Check to make sure you have sufficient insurance coverage. Know what the policy covers for each type of emergency.

Tips for children

When talking with a child, use age-appropriate language. Explain that having a plan makes it more likely that the family will stay together in an emergency.

Teach very young children their last names and the name of their city or town. If they get separated from your family in a crisis, this knowledge will help you and your children find each other.

Make sure everyone knows family mobile phone numbers. Enter the numbers into the contact lists on your children’s phones. Or post them in a note on the home screen.

Teach children how and when to call for help. Explain how to call 9-1-1 and leave a sample script by each phone.

Show children (and any adults needing instruction) how to send text messages from their phones. Explain that phone calls may not go through in an emergency, when lines are very busy, but that text messages may get through even if you can’t complete a phone call.

Practicing and maintaining the plan

It’s harder to think clearly when you are under stress. Practice your plan until you are confident everyone can follow it well. And practice them regularly so that everyone remembers how to use them. Here are some tips:

Replace stored water every three months and stored food every six months.
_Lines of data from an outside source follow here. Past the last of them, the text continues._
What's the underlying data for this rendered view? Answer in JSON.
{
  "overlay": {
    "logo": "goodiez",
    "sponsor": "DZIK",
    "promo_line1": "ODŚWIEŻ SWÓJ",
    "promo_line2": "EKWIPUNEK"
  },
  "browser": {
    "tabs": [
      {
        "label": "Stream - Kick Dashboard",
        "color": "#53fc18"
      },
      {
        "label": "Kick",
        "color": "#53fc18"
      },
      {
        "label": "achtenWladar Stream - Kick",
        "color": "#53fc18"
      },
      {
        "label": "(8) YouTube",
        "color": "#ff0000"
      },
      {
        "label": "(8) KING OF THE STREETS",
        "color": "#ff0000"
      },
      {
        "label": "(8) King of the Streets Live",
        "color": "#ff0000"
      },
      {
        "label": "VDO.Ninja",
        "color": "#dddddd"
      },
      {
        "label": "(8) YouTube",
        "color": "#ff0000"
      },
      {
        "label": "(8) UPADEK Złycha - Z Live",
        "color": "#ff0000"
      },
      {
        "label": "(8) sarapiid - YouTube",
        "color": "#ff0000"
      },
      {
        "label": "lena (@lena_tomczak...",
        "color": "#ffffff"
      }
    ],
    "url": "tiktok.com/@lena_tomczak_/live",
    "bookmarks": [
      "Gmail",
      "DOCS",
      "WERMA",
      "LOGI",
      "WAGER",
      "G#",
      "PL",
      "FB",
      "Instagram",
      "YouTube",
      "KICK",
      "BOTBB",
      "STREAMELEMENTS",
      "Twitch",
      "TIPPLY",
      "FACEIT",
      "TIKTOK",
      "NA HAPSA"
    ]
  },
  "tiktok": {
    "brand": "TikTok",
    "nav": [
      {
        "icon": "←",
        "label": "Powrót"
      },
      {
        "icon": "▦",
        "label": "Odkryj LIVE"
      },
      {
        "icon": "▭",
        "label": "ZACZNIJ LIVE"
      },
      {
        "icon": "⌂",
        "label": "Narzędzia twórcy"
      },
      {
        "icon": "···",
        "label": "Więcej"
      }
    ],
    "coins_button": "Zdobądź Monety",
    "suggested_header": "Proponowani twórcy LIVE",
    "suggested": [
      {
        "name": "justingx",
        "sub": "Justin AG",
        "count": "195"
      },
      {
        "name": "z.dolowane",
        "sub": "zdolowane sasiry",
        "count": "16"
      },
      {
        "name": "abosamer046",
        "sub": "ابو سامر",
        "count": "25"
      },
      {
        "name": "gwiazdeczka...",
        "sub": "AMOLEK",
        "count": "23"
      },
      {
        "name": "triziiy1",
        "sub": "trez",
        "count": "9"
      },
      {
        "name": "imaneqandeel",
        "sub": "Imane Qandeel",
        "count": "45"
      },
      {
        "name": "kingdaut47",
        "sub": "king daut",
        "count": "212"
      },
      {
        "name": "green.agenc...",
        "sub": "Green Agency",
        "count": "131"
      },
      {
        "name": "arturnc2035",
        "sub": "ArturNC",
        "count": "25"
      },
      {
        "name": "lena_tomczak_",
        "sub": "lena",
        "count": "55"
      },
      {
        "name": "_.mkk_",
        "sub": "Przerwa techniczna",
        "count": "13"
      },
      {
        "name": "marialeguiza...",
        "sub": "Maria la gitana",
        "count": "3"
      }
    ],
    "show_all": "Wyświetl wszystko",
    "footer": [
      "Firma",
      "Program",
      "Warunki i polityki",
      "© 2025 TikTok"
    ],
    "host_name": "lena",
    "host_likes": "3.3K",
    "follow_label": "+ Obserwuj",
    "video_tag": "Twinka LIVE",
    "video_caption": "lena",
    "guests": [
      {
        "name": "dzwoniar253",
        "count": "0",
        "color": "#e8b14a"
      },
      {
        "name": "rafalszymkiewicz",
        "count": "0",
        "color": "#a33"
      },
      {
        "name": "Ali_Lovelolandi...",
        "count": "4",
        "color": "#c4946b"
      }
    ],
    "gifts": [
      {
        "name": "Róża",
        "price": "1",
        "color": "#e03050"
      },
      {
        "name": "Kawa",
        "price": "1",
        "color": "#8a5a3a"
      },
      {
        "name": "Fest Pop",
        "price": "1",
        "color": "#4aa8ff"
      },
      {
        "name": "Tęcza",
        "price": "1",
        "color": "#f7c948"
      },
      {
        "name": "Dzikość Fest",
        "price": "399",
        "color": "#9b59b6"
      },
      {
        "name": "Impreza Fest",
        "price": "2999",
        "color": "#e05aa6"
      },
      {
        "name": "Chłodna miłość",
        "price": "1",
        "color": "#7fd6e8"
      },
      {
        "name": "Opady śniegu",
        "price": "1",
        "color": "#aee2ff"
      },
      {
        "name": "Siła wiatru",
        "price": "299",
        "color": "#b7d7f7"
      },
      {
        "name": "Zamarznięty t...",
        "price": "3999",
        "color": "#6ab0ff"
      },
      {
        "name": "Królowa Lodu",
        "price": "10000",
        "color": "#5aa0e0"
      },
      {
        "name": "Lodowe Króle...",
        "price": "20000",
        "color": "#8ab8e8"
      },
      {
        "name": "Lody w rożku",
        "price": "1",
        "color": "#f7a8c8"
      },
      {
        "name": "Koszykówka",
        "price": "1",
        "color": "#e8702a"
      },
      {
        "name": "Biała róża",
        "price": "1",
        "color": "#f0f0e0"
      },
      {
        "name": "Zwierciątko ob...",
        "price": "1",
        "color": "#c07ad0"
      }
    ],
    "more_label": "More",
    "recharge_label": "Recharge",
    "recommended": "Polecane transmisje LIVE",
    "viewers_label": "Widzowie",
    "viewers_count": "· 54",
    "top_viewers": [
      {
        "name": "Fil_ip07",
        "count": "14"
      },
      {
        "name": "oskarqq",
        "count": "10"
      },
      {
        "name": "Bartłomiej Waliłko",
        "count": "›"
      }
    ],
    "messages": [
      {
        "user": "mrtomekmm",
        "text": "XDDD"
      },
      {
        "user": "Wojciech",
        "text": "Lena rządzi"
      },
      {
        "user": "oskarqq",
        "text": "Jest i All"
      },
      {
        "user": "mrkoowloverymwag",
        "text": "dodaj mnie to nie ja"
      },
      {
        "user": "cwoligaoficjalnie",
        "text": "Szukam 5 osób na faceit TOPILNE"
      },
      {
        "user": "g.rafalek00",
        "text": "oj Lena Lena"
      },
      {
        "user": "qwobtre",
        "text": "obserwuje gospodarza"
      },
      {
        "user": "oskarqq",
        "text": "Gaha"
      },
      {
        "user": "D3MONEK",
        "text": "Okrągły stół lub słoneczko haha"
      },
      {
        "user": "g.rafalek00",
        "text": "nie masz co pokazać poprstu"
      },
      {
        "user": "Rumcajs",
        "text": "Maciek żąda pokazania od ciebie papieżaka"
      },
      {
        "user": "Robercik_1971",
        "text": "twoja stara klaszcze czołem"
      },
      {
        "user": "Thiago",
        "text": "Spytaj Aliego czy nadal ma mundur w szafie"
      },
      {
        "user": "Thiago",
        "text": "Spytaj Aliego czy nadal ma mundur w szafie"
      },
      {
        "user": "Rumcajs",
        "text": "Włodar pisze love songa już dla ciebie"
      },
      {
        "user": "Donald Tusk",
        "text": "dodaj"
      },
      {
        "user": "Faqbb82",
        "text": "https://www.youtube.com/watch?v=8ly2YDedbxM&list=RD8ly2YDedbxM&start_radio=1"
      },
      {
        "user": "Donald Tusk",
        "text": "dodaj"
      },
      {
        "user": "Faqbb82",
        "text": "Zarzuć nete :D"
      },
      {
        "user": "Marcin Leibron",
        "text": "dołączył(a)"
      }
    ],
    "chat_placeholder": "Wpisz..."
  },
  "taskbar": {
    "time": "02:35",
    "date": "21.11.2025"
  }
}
Test and recharge fire extinguishers according to the manufacturer’s instructions.

Conduct fire and emergency evacuation drills every six months. Also, quiz children every six months so that they remember what to do. Keep a log of the dates of these drills.

While no emergency plan can anticipate every possible scenario, having a basic strategy outlined can help you and your family feel more capable of dealing with an emergency in case it ever becomes necessary.